1. Have a crush on a guy but he has a girlfriend? Take a stick of lipstick and write LIAR on his windshield. He may become single soon.
2. Spill drink in the seat in front of you at the movies to avoid people blocking your view.
3. Hotel room doesn’t have a fridge to keep beer, etc. cold? Call the front desk and tell them you need one “to keep your insulin refrigerated”.
4. Buy a “baby on board” sign regardless of your parenthood status, if you happen to be in a nasty crash paramedics and firemen will save you first.
5. Visiting someone in the hospital? Stage a photo or two in their hospital bed for the perfect future sick/injured/don’t wanna excuse.
6. if you’re stuck on an annoying call, put your phone on airplane mode instead of just hanging up. The other person will see “call failed” instead of “call ended”.
7. If the person sitting in front of you on a flight reclines their seat all the way back and leaves you with no room, turn on the air con above you to full blast and point it at the top of their head.

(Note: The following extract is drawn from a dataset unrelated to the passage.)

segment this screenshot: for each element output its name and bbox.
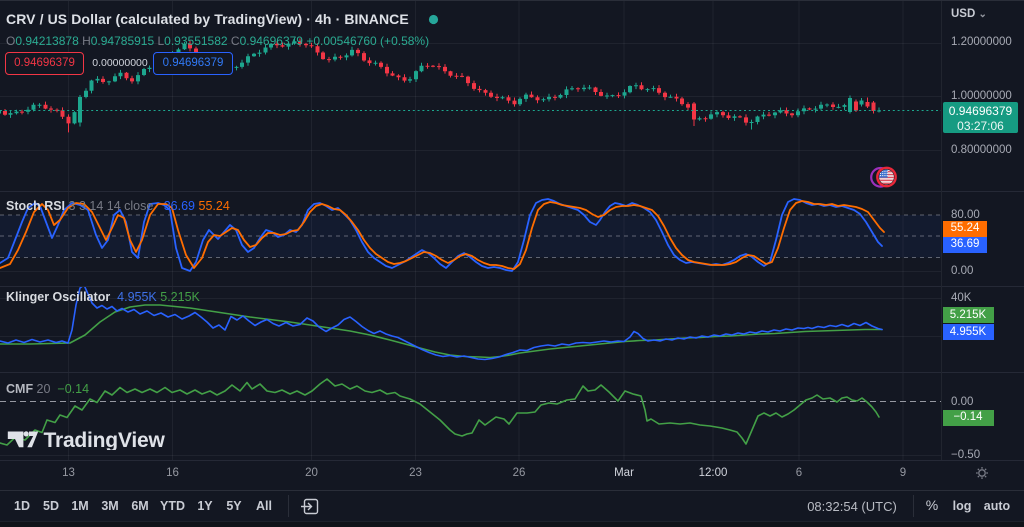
svg-text:TradingView: TradingView: [44, 430, 166, 450]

8. If a relative keeps asking you about having kids, lie that the wife is pregnant. A few months later, tell them there was a miscarriage so they’ll feel uncomfortable bringing up the subject again.
9. Save business cards of people you don’t like. If you ever hit a parked car accidentally, just write “sorry” on the back and leave it on the windshield.
10. Steal a traffic cone and carry it around in your trunk in case you need to save a really prime parking spot.